Vincent Benard : En Ile de France comme dans tout le pays, l'immobilier a vu son prix exploser entre 1997 et 2007. Mais alors qu'en Province, depuis, les prix se sont stabilisés, ceux ci sont repartis de plus belle à Paris depuis le léger creux de la crise de 2008: Pratiquement +30% à l'achat à Paris Intra Muros, et 15% dans le reste de la région. A Paris intra muros, le prix des logements a augmenté 2,4 fois plus vite que les revenus des ménages en 20 ans ! Tant à l’achat qu’en location, cela affecte parfois durement le budget des ménages.

Le logement cher, et ses conséquences, comme l’insalubrité, l'explosion du nombre de SDF, la peur d'entrer dans la pauvreté par le logement, sont au centre des préoccupations des franciliens. Il est donc normal que le public veuille entendre de nouvelles propositions sur ce sujet. 

Quels sont les moyens financiers et réglementaires d'action que possèdent les régions pour mettre en œuvre ces politiques de logement ?

C'est là que le bât blesse: les régions ne sont que des acteurs secondaires du logement, qui n'ont que peu ou pas de prise sur les problèmes qui sont à la source de la crise. Les régions ne peuvent revenir ni sur la loi Mermaz de 89 (encadrant les baux locatifs) ni sur son renforcement via la loi ALUR, maintenue sur Paris par le gouvernement alors qu'il a reconnu que c'était une erreur. Elles n'ont aucun pouvoir sur la scandaleuse loi SRU, qui oblige les constructeurs de logements à répercuter (sans le crier sur les toits !) les pertes qu'ils enregistrent auprès des bailleurs sociaux vers les acheteurs des programmes privés neufs: c'est dans la montée en puissance de cet impôt déguisé qu'il faut chercher l'une des causes récentes du renchérissement récent du logement en Ile de France, assurément. Elles n'ont que très peu de levier sur nos lois urbaines nationales qui poussent vers un rationnement du foncier constructible au nom d'un concept absurde, "la lutte contre l'étalement urbain", qu'aucun parti "établi" ne remet en cause, faute de qualité de réflexion sur le sujet.

La région ne peut intervenir que par arrosage d'argent public sur des projets lancés par d’autres: subventions au logement social, au logement privé (via les acheteurs), et achat de terrain via les agences foncières. Bref, les lois ne donnent aux régions que des possibilités d'ajouter une couche d'interventionnisme et de planification supplémentaire aux dispositifs étatiques imposés aux municipalités. Et les partis établis ne s'en privent pas !

Justement, que proposent concrètement les principaux candidats (Claude Bartolone, Valérie Pécresse) en matière de logement ? Qu’est-ce qui les différencie ?
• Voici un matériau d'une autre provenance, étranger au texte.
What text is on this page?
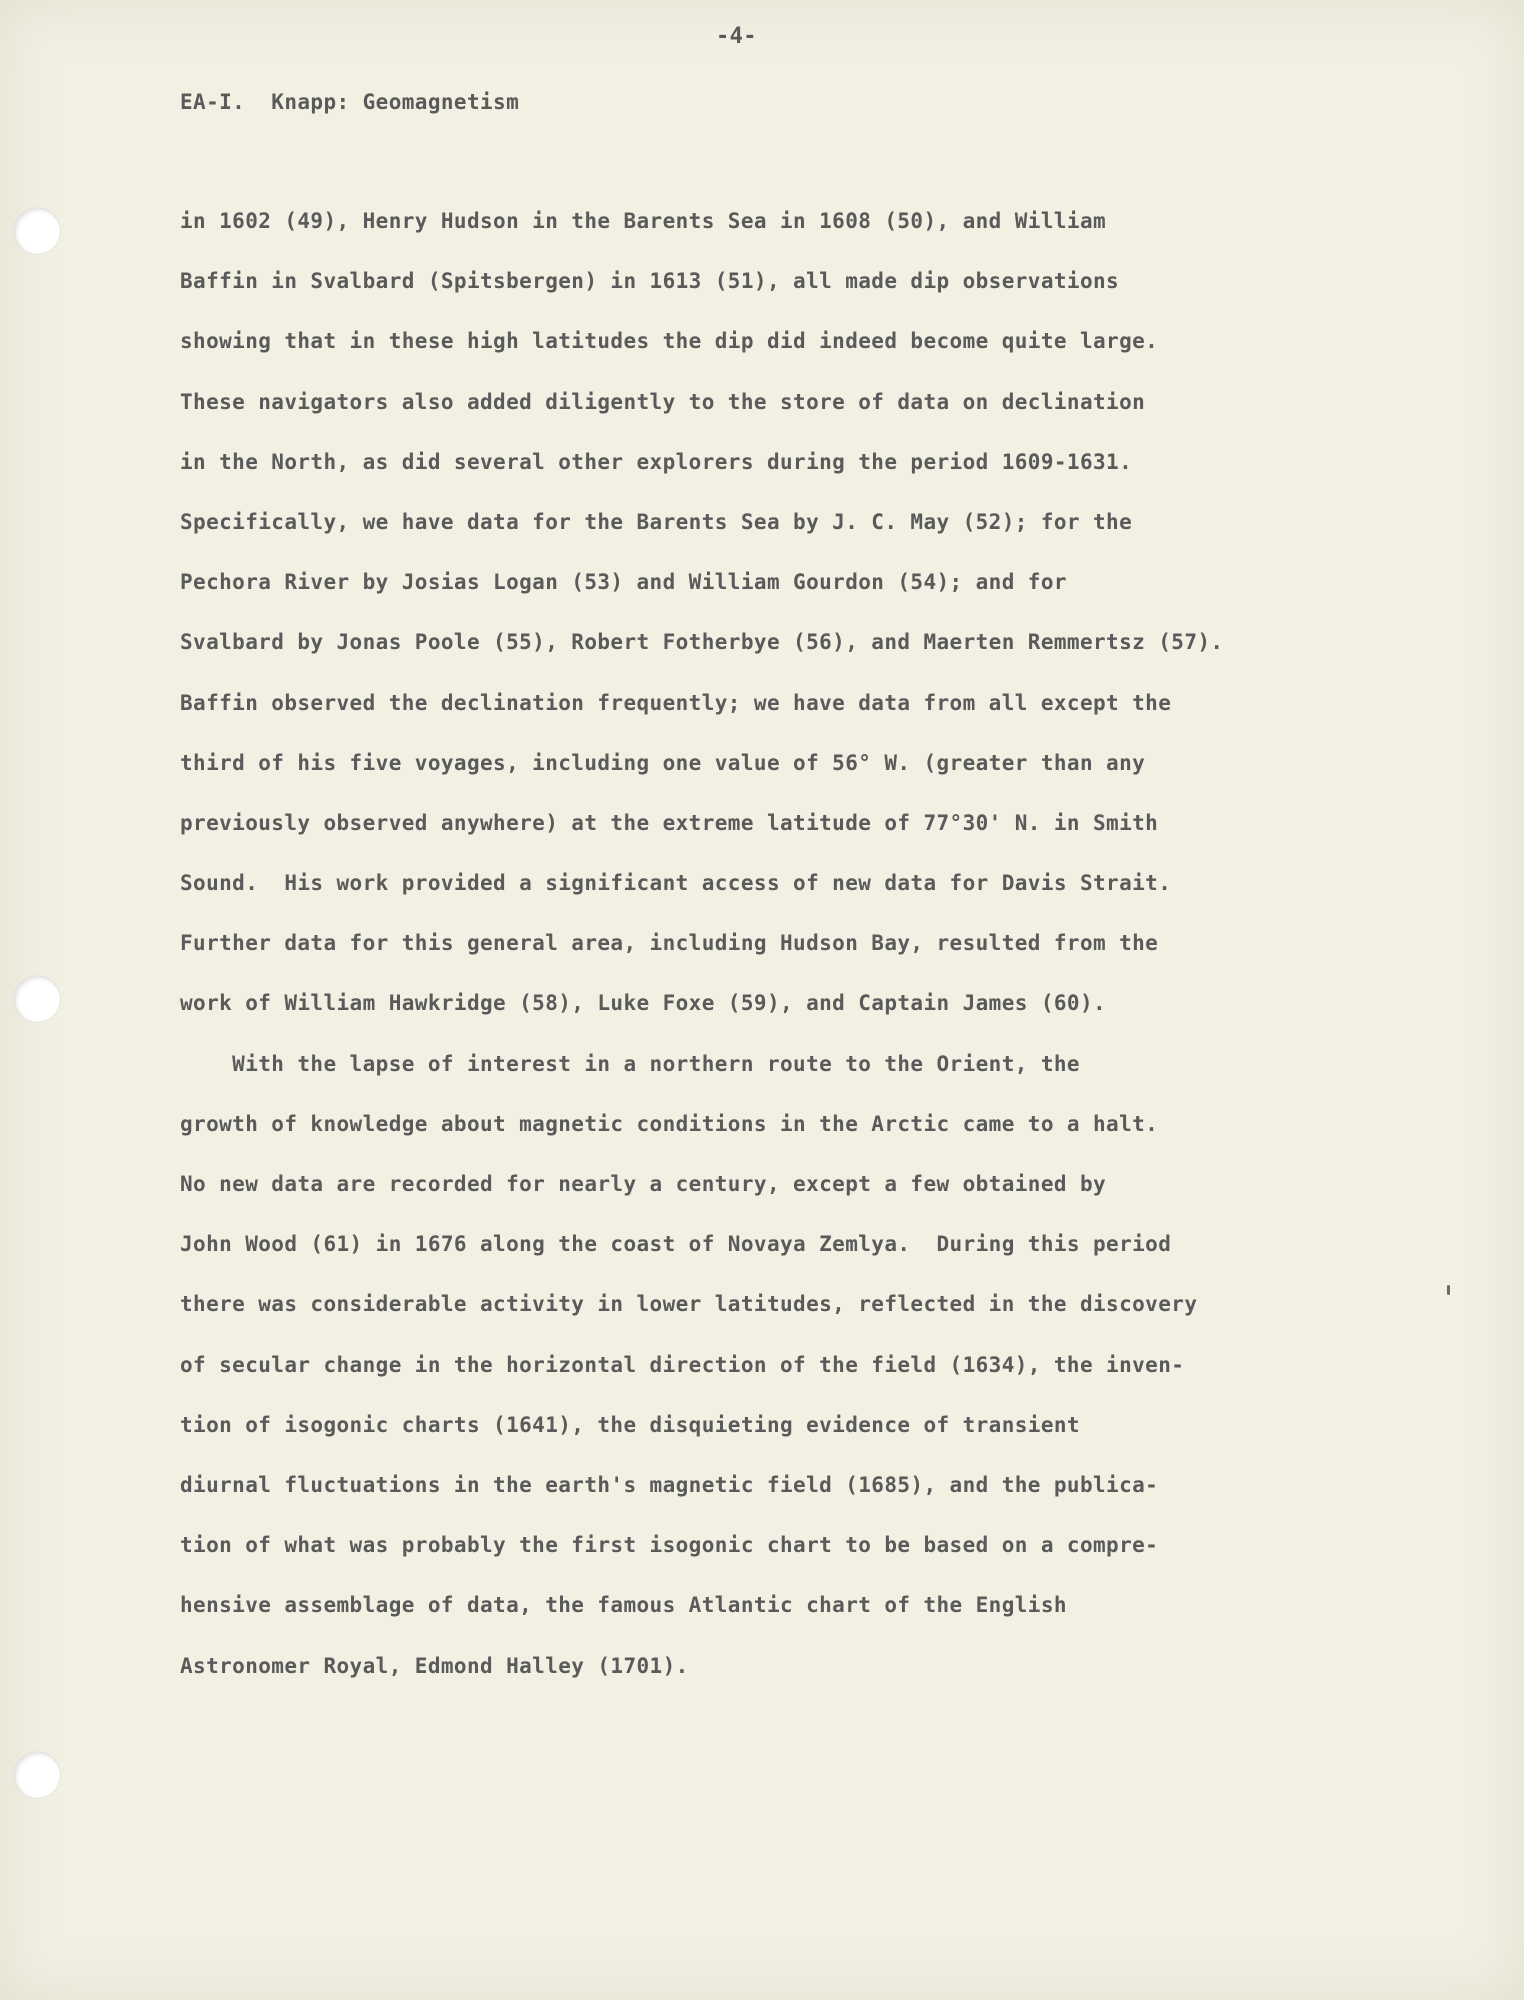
-4-
EA-I.  Knapp: Geomagnetism
in 1602 (49), Henry Hudson in the Barents Sea in 1608 (50), and William
Baffin in Svalbard (Spitsbergen) in 1613 (51), all made dip observations
showing that in these high latitudes the dip did indeed become quite large.
These navigators also added diligently to the store of data on declination
in the North, as did several other explorers during the period 1609-1631.
Specifically, we have data for the Barents Sea by J. C. May (52); for the
Pechora River by Josias Logan (53) and William Gourdon (54); and for
Svalbard by Jonas Poole (55), Robert Fotherbye (56), and Maerten Remmertsz (57).
Baffin observed the declination frequently; we have data from all except the
third of his five voyages, including one value of 56° W. (greater than any
previously observed anywhere) at the extreme latitude of 77°30' N. in Smith
Sound.  His work provided a significant access of new data for Davis Strait.
Further data for this general area, including Hudson Bay, resulted from the
work of William Hawkridge (58), Luke Foxe (59), and Captain James (60).
With the lapse of interest in a northern route to the Orient, the
growth of knowledge about magnetic conditions in the Arctic came to a halt.
No new data are recorded for nearly a century, except a few obtained by
John Wood (61) in 1676 along the coast of Novaya Zemlya.  During this period
there was considerable activity in lower latitudes, reflected in the discovery
of secular change in the horizontal direction of the field (1634), the inven-
tion of isogonic charts (1641), the disquieting evidence of transient
diurnal fluctuations in the earth's magnetic field (1685), and the publica-
tion of what was probably the first isogonic chart to be based on a compre-
hensive assemblage of data, the famous Atlantic chart of the English
Astronomer Royal, Edmond Halley (1701).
Ces propositions sont consternantes, en ce sens qu'elles ne sont qu'un bricolage des dispositifs existants et une fuite en avant dans la planification.

Claude Bartolone veut créer une  nouvelle entité fédératrice sur le modèle du STIF pour les transports, exemple dont chaque francilien peut chaque jour mesurer l'efficacité en additionnant les minutes de retard, les pannes, et l'hypercongestion des rames. Ce nouveau "bidule" aurait pour but d'identifier des "opportunités foncières" et d’opérer des préemptions de foncier libre au profit d’opérateurs publics... Et ce alors même qu'existe déjà un établissement foncier du Grand Paris en charge des mêmes missions !

Il veut également manier le fouet contre les élus qui ne font pas construire assez, notamment de logements sociaux, en leur faisant retirer la gestion des permis de construire. Pour le PS, la décentralisation n’est souhaitable qu’à condition de faire ce que veut l'Etat !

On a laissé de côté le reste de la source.